Menikahi Tuan Muda Psikopat Musuh Keluargaku

Menikahi Tuan Muda Psikopat Musuh Keluargaku
Episode 33: Cemburu?


__ADS_3

Alena benar-benar mulai mengeluh di depan kekasihnya itu soal bagaimana dia membenci Sean.


"Sungguh, Aku benar-benar sangat membenci dia yang sangat keji itu berani-beraninya dia sampai melakukan kejahatan semacam itu dan membahayakan nyawa kakakku Aku tidak akan pernah memaafkannya!"


Terlihat nada penuh kebencian ketika Alena mengatakan itu.


"Tapi, bukankah Kakakmu sekarang baik-baik saja?"


Ketika mendengar kata-kata santai dari Pemuda yang ada di hadapannya itu Alena entah kenapa merasa tidak nyaman.


"Itu adalah sebuah keberuntungan, Kakakku selamat, Awalnya kami pernah mengira jika kakakku meninggal,"


"Yang paling penting dia sekarang baik-baik saja bukan?"


Alena yang lagi-lagi mendengar kata-kata itu segera menunjukkan kekesalan,


"Apakah sekarang kamu mau mencoba membela saudaramu itu?"

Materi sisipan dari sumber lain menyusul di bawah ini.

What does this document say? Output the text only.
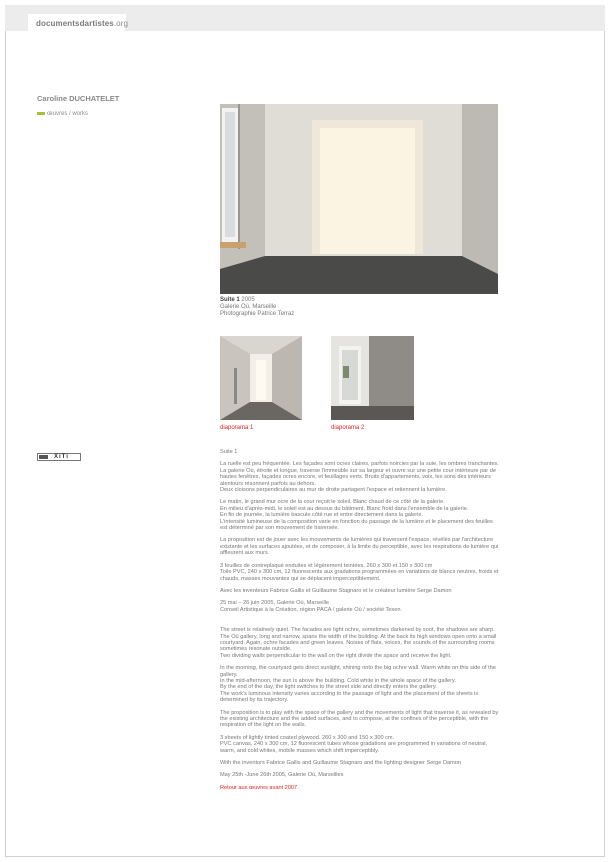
documentsdartistes.org
Caroline DUCHATELET
œuvres / works
XiTi
Suite 1 2005
Galerie Où, Marseille
Photographie Patrice Terraz
diaporama 1	diaporama 2

Suite 1

La ruelle est peu fréquentée. Les façades sont ocres claires, parfois noircies par la suie, les ombres tranchantes. La galerie Où, étroite et longue, traverse l'immeuble sur sa largeur et ouvre sur une petite cour intérieure par de hautes fenêtres, façades ocres encore, et feuillages verts. Bruits d'appartements, voix, les sons des intérieurs alentours résonnent parfois au dehors.
Deux cloisons perpendiculaires au mur de droite partagent l'espace et retiennent la lumière.

Le matin, le grand mur ocre de la cour reçoit le soleil. Blanc chaud de ce côté de la galerie.
En milieu d'après-midi, le soleil est au dessus du bâtiment. Blanc froid dans l'ensemble de la galerie.
En fin de journée, la lumière bascule côté rue et entre directement dans la galerie.
L'intensité lumineuse de la composition varie en fonction du passage de la lumière et le placement des feuilles est déterminé par son mouvement de traversée.

La proposition est de jouer avec les mouvements de lumières qui traversent l'espace, révélés par l'architecture existante et les surfaces ajoutées, et de composer, à la limite du perceptible, avec les respirations de lumière qui affleurent aux murs.

3 feuilles de contreplaqué enduites et légèrement teintées. 260 x 300 et 150 x 300 cm
Toile PVC, 240 x 300 cm, 12 fluorescents aux gradations programmées en variations de blancs neutres, froids et chauds, masses mouvantes qui se déplacent imperceptiblement.

Avec les inventeurs Fabrice Gallis et Guillaume Stagnaro et le créateur lumière Serge Damon

25 mai – 26 juin 2005, Galerie Où, Marseille
Conseil Artistique à la Création, région PACA / galerie Où / société Texen.

The street is relatively quiet. The facades are light ochre, sometimes darkened by soot, the shadows are sharp. The Où gallery, long and narrow, spans the width of the building. At the back its high windows open onto a small courtyard. Again, ochre facades and green leaves. Noises of flats, voices, the sounds of the surrounding rooms sometimes resonate outside.
Two dividing walls perpendicular to the wall on the right divide the space and receive the light.

In the morning, the courtyard gets direct sunlight, shining onto the big ochre wall. Warm white on this side of the gallery.
In the mid-afternoon, the sun is above the building. Cold white in the whole space of the gallery.
By the end of the day, the light switches to the street side and directly enters the gallery.
The work's luminous intensity varies according to the passage of light and the placement of the sheets is determined by its trajectory.

The proposition is to play with the space of the gallery and the movements of light that traverse it, as revealed by the existing architecture and the added surfaces, and to compose, at the confines of the perceptible, with the respiration of the light on the walls.

3 sheets of lightly tinted coated plywood. 260 x 300 and 150 x 300 cm.
PVC canvas, 240 x 300 cm, 12 fluorescent tubes whose gradations are programmed in variations of neutral, warm, and cold whites, mobile masses which shift imperceptibly.

With the inventors Fabrice Gallis and Guillaume Stagnaro and the lighting designer Serge Damon

May 25th -June 26th 2005, Galerie Où, Marseilles

Retour aux œuvres avant 2007
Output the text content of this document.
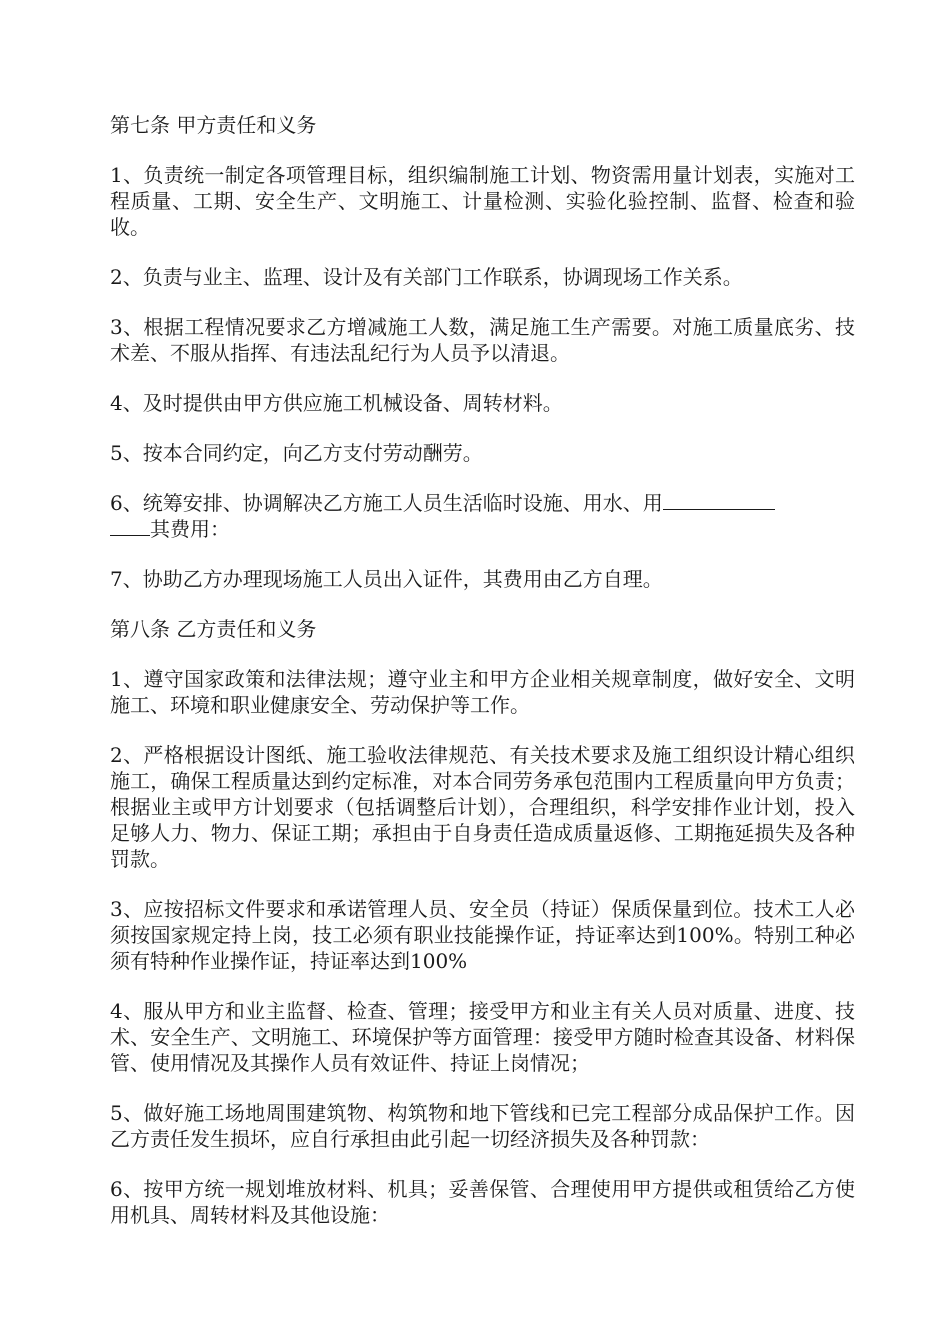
第七条 甲方责任和义务

1、负责统一制定各项管理目标，组织编制施工计划、物资需用量计划表，实施对工程质量、工期、安全生产、文明施工、计量检测、实验化验控制、监督、检查和验收。

2、负责与业主、监理、设计及有关部门工作联系，协调现场工作关系。

3、根据工程情况要求乙方增减施工人数，满足施工生产需要。对施工质量底劣、技术差、不服从指挥、有违法乱纪行为人员予以清退。

4、及时提供由甲方供应施工机械设备、周转材料。

5、按本合同约定，向乙方支付劳动酬劳。

6、统筹安排、协调解决乙方施工人员生活临时设施、用水、用
其费用：

7、协助乙方办理现场施工人员出入证件，其费用由乙方自理。

第八条 乙方责任和义务

1、遵守国家政策和法律法规；遵守业主和甲方企业相关规章制度，做好安全、文明施工、环境和职业健康安全、劳动保护等工作。

2、严格根据设计图纸、施工验收法律规范、有关技术要求及施工组织设计精心组织施工，确保工程质量达到约定标准，对本合同劳务承包范围内工程质量向甲方负责；根据业主或甲方计划要求（包括调整后计划），合理组织，科学安排作业计划，投入足够人力、物力、保证工期；承担由于自身责任造成质量返修、工期拖延损失及各种罚款。

3、应按招标文件要求和承诺管理人员、安全员（持证）保质保量到位。技术工人必须按国家规定持上岗，技工必须有职业技能操作证，持证率达到100%。特别工种必须有特种作业操作证，持证率达到100%

4、服从甲方和业主监督、检查、管理；接受甲方和业主有关人员对质量、进度、技术、安全生产、文明施工、环境保护等方面管理：接受甲方随时检查其设备、材料保管、使用情况及其操作人员有效证件、持证上岗情况；

5、做好施工场地周围建筑物、构筑物和地下管线和已完工程部分成品保护工作。因乙方责任发生损坏，应自行承担由此引起一切经济损失及各种罚款：

6、按甲方统一规划堆放材料、机具；妥善保管、合理使用甲方提供或租赁给乙方使用机具、周转材料及其他设施：
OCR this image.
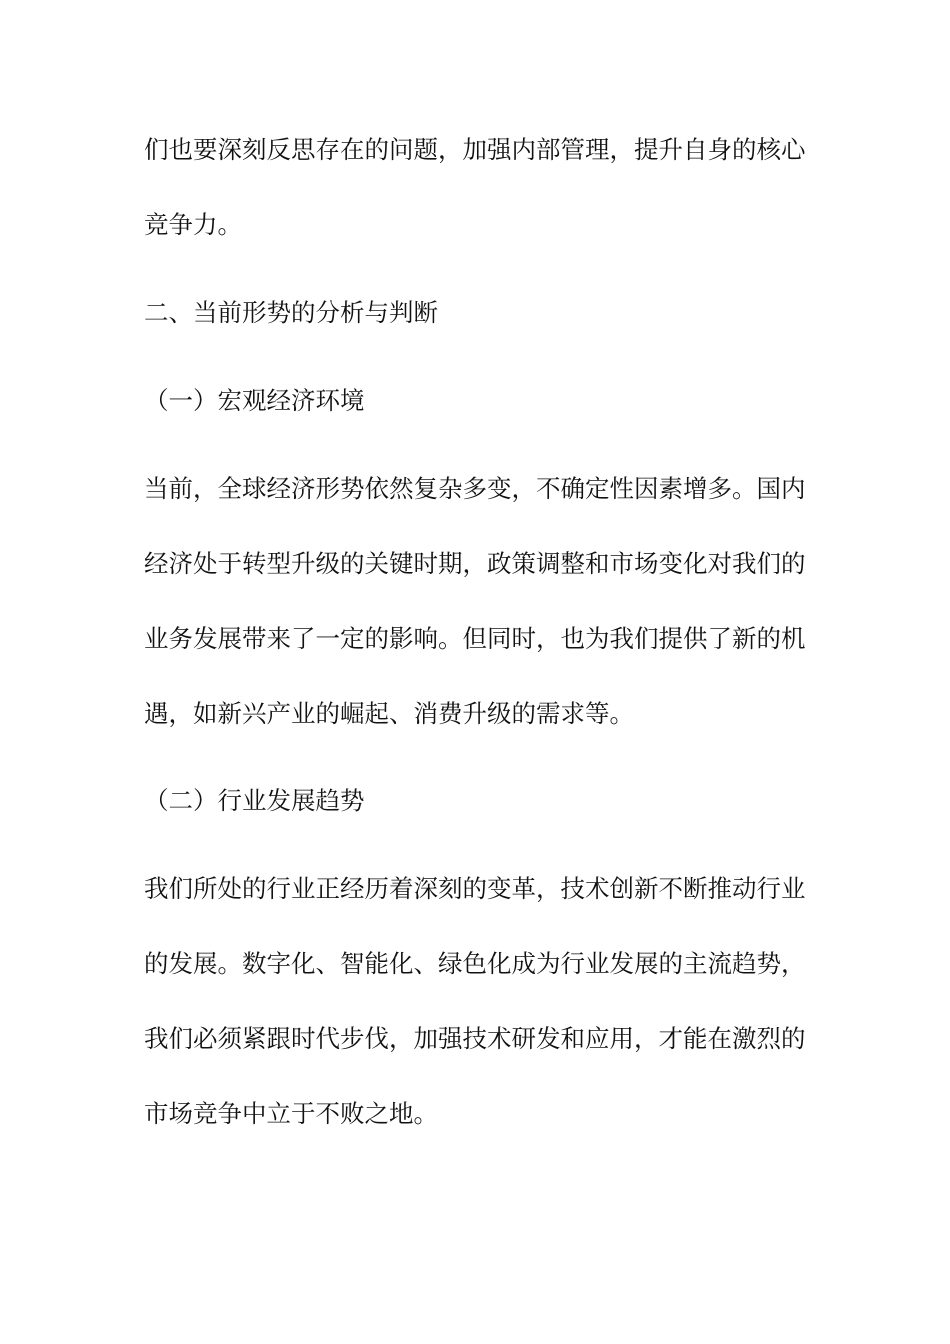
们也要深刻反思存在的问题，加强内部管理，提升自身的核心
竞争力。
二、当前形势的分析与判断
（一）宏观经济环境
当前，全球经济形势依然复杂多变，不确定性因素增多。国内
经济处于转型升级的关键时期，政策调整和市场变化对我们的
业务发展带来了一定的影响。但同时，也为我们提供了新的机
遇，如新兴产业的崛起、消费升级的需求等。
（二）行业发展趋势
我们所处的行业正经历着深刻的变革，技术创新不断推动行业
的发展。数字化、智能化、绿色化成为行业发展的主流趋势，
我们必须紧跟时代步伐，加强技术研发和应用，才能在激烈的
市场竞争中立于不败之地。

Pemuda itu, segera menunjukkan ekspresi cemberut dan berkata,


"Kamu salah paham aku tidak membela siapa-siapa,"


"Lagi pula dia tetap saudaramu Setelah semua,"


"Ini memang hal-hal yang cukup sulit, Aku tahu kamu membenck Sean, hanya saja Aku mau bilang jika Sean tidak seburuk dan sejahat yang kamu kira,"


"Kamu bilang tidak membelanya? Kamu jelas malah memuji-muji dia di depanku seperti itu, Aku benar-benar benci Bagaimana kamu membicarakan soal saudaramu yang menyebalkan itu,"


"Baiklah, Alena Aku tidak mau terlalu memikirkannya, sudahlah. Mari kita bicarakan hal-hal lain saja,"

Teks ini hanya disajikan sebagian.